省エネ節電などにより低炭素社会を実現していくためには、企業や個人による取り組みに加えて、地域ぐるみで電力などのエネルギーを効率よく使うことが必要だ。こうした考え方に基づき、電力を使う側が再生可能エネルギーを最大限に利用するとともに、電力を蓄えたり融通したりしてむだなく使うように系統制御された都市や地域のことを、スマートシティ(賢いまち)、またはスマートコミュニティという。スマートシティについては、再生可能エネルギーへの期待の高まりを追い風として米国などで先進的な取り組みが進められている。わが国では今世紀に入り経済産業省などが中心となって、小規模な電力ネットワークのマイクログリッドを活用したスマートシティの構築に向けた検証が行われてきた。

スマートシティの実現には、地域内の各住宅が太陽光などの再生可能エネルギーで発電を行って使用するエネルギーを自らまかなうとともに、家電製品をスマートメーターにより制御するスマートハウスとして自立する必要がある。そのうえで個々のスマートハウスで余った電力をプラグインハイブリッド車(PHV)などの電気自動車(EV)に蓄え、次世代電力網のスマートグリッドで連携させて電力需給を調整することで、スマートシティが形成される。さらに、地域で余った電力を双方向の配電システムにより電力需要の多い都市部へ送れば、季節などの条件により発電量が大きく変動する再生可能エネルギーを有効活用することが可能となる。

このようにスマートシティは、環境・エネルギー、まちづくり、交通などさまざまな社会的要素が組み合わさった新しい社会システムだ。スマートシティの中核となる技術のひとつが、近年急速な進歩を遂げたEVやPHVだ。これらの次世代自動車に搭載されているリチウムイオン電池を、走行していないときに再生可能エネルギーの蓄電池として活用するアイデアにより、スマートグリッドの構築による地域のスマートシティ化が夢物語ではなくなった。また、スマートハウスに電力計の代わりに設置されるスマートメーターや、スマートグリッドを集中管理するコントロールセンターなどの制御設備の開発も実用段階に入っている。
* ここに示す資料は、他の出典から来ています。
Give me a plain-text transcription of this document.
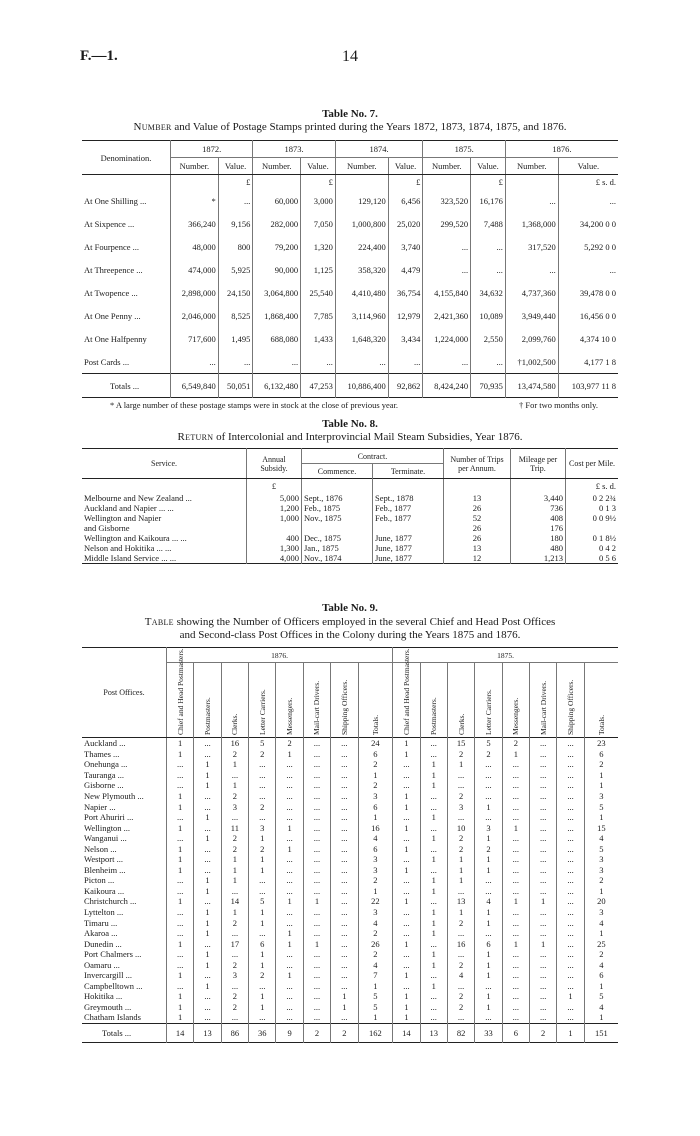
F.—1.	14
Table No. 7.
Number and Value of Postage Stamps printed during the Years 1872, 1873, 1874, 1875, and 1876.
Denomination.	1872.		1873.		1874.		1875.		1876.	
	Number.	Value.	Number.	Value.	Number.	Value.	Number.	Value.	Number.	Value.
		£		£		£		£		£ s. d.
At One Shilling ...	*	...	60,000	3,000	129,120	6,456	323,520	16,176	...	...
At Sixpence ...	366,240	9,156	282,000	7,050	1,000,800	25,020	299,520	7,488	1,368,000	34,200 0 0
At Fourpence ...	48,000	800	79,200	1,320	224,400	3,740	...	...	317,520	5,292 0 0
At Threepence ...	474,000	5,925	90,000	1,125	358,320	4,479	...	...	...	...
At Twopence ...	2,898,000	24,150	3,064,800	25,540	4,410,480	36,754	4,155,840	34,632	4,737,360	39,478 0 0
At One Penny ...	2,046,000	8,525	1,868,400	7,785	3,114,960	12,979	2,421,360	10,089	3,949,440	16,456 0 0
At One Halfpenny	717,600	1,495	688,080	1,433	1,648,320	3,434	1,224,000	2,550	2,099,760	4,374 10 0
Post Cards ...	...	...	...	...	...	...	...	...	†1,002,500	4,177 1 8
Totals ...	6,549,840	50,051	6,132,480	47,253	10,886,400	92,862	8,424,240	70,935	13,474,580	103,977 11 8
* A large number of these postage stamps were in stock at the close of previous year.	† For two months only.
Table No. 8.
Return of Intercolonial and Interprovincial Mail Steam Subsidies, Year 1876.
Service.	Annual Subsidy.	Contract.		Number of Trips per Annum.	Mileage per Trip.	Cost per Mile.
		Commence.	Terminate.			
	£					£ s. d.
Melbourne and New Zealand ...	5,000	Sept., 1876	Sept., 1878	13	3,440	0 2 2¾
Auckland and Napier ... ...	1,200	Feb., 1875	Feb., 1877	26	736	0 1 3
Wellington and Napier	1,000	Nov., 1875	Feb., 1877	52	408	0 0 9½
and Gisborne				26	176	
Wellington and Kaikoura ... ...	400	Dec., 1875	June, 1877	26	180	0 1 8½
Nelson and Hokitika ... ...	1,300	Jan., 1875	June, 1877	13	480	0 4 2
Middle Island Service ... ...	4,000	Nov., 1874	June, 1877	12	1,213	0 5 6
Table No. 9.
Table showing the Number of Officers employed in the several Chief and Head Post Offices
and Second-class Post Offices in the Colony during the Years 1875 and 1876.
Post Offices.	1876.								1875.							
	Chief and Head Postmasters.	Postmasters.	Clerks.	Letter Carriers.	Messengers.	Mail-cart Drivers.	Shipping Officers.	Totals.	Chief and Head Postmasters.	Postmasters.	Clerks.	Letter Carriers.	Messengers.	Mail-cart Drivers.	Shipping Officers.	Totals.
Auckland ...	1	...	16	5	2	...	...	24	1	...	15	5	2	...	...	23
Thames ...	1	...	2	2	1	...	...	6	1	...	2	2	1	...	...	6
Onehunga ...	...	1	1	...	...	...	...	2	...	1	1	...	...	...	...	2
Tauranga ...	...	1	...	...	...	...	...	1	...	1	...	...	...	...	...	1
Gisborne ...	...	1	1	...	...	...	...	2	...	1	...	...	...	...	...	1
New Plymouth ...	1	...	2	...	...	...	...	3	1	...	2	...	...	...	...	3
Napier ...	1	...	3	2	...	...	...	6	1	...	3	1	...	...	...	5
Port Ahuriri ...	...	1	...	...	...	...	...	1	...	1	...	...	...	...	...	1
Wellington ...	1	...	11	3	1	...	...	16	1	...	10	3	1	...	...	15
Wanganui ...	...	1	2	1	...	...	...	4	...	1	2	1	...	...	...	4
Nelson ...	1	...	2	2	1	...	...	6	1	...	2	2	...	...	...	5
Westport ...	1	...	1	1	...	...	...	3	...	1	1	1	...	...	...	3
Blenheim ...	1	...	1	1	...	...	...	3	1	...	1	1	...	...	...	3
Picton ...	...	1	1	...	...	...	...	2	...	1	1	...	...	...	...	2
Kaikoura ...	...	1	...	...	...	...	...	1	...	1	...	...	...	...	...	1
Christchurch ...	1	...	14	5	1	1	...	22	1	...	13	4	1	1	...	20
Lyttelton ...	...	1	1	1	...	...	...	3	...	1	1	1	...	...	...	3
Timaru ...	...	1	2	1	...	...	...	4	...	1	2	1	...	...	...	4
Akaroa ...	...	1	...	...	1	...	...	2	...	1	...	...	...	...	...	1
Dunedin ...	1	...	17	6	1	1	...	26	1	...	16	6	1	1	...	25
Port Chalmers ...	...	1	...	1	...	...	...	2	...	1	...	1	...	...	...	2
Oamaru ...	...	1	2	1	...	...	...	4	...	1	2	1	...	...	...	4
Invercargill ...	1	...	3	2	1	...	...	7	1	...	4	1	...	...	...	6
Campbelltown ...	...	1	...	...	...	...	...	1	...	1	...	...	...	...	...	1
Hokitika ...	1	...	2	1	...	...	1	5	1	...	2	1	...	...	1	5
Greymouth ...	1	...	2	1	...	...	1	5	1	...	2	1	...	...	...	4
Chatham Islands	1	...	...	...	...	...	...	1	1	...	...	...	...	...	...	1
Totals ...	14	13	86	36	9	2	2	162	14	13	82	33	6	2	1	151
スマートシティ構想を現実のものとするため、電気・ガス、自動車、各種メーカー、情報・通信、建築、大学・研究機関などからなるスマートコミュニティ・アライアンス(JSCA)が設立された。また、資源エネルギー庁は、スマートシティを次世代エネルギー・社会システムと位置付けて、国内4地域で5カ年の実証計画を進めている。そのひとつである横浜市は民間企業と共同で「横浜スマートシティプロジェクト(YSCP)」を立ち上げ、日本型スマートグリッドの構築や未利用エネルギーの導入、エネルギーマネジメント、次世代交通システムなどのプロジェクトに取り組んでいる。

一方、スマートシティを実現するために欠かせないのが、配電システムや新交通システム、制御機器の設置などのインフラ整備で、これには多額の費用がかかる。また、電気事業法などエネルギーに関する既存の制度を大きく変える必要もある。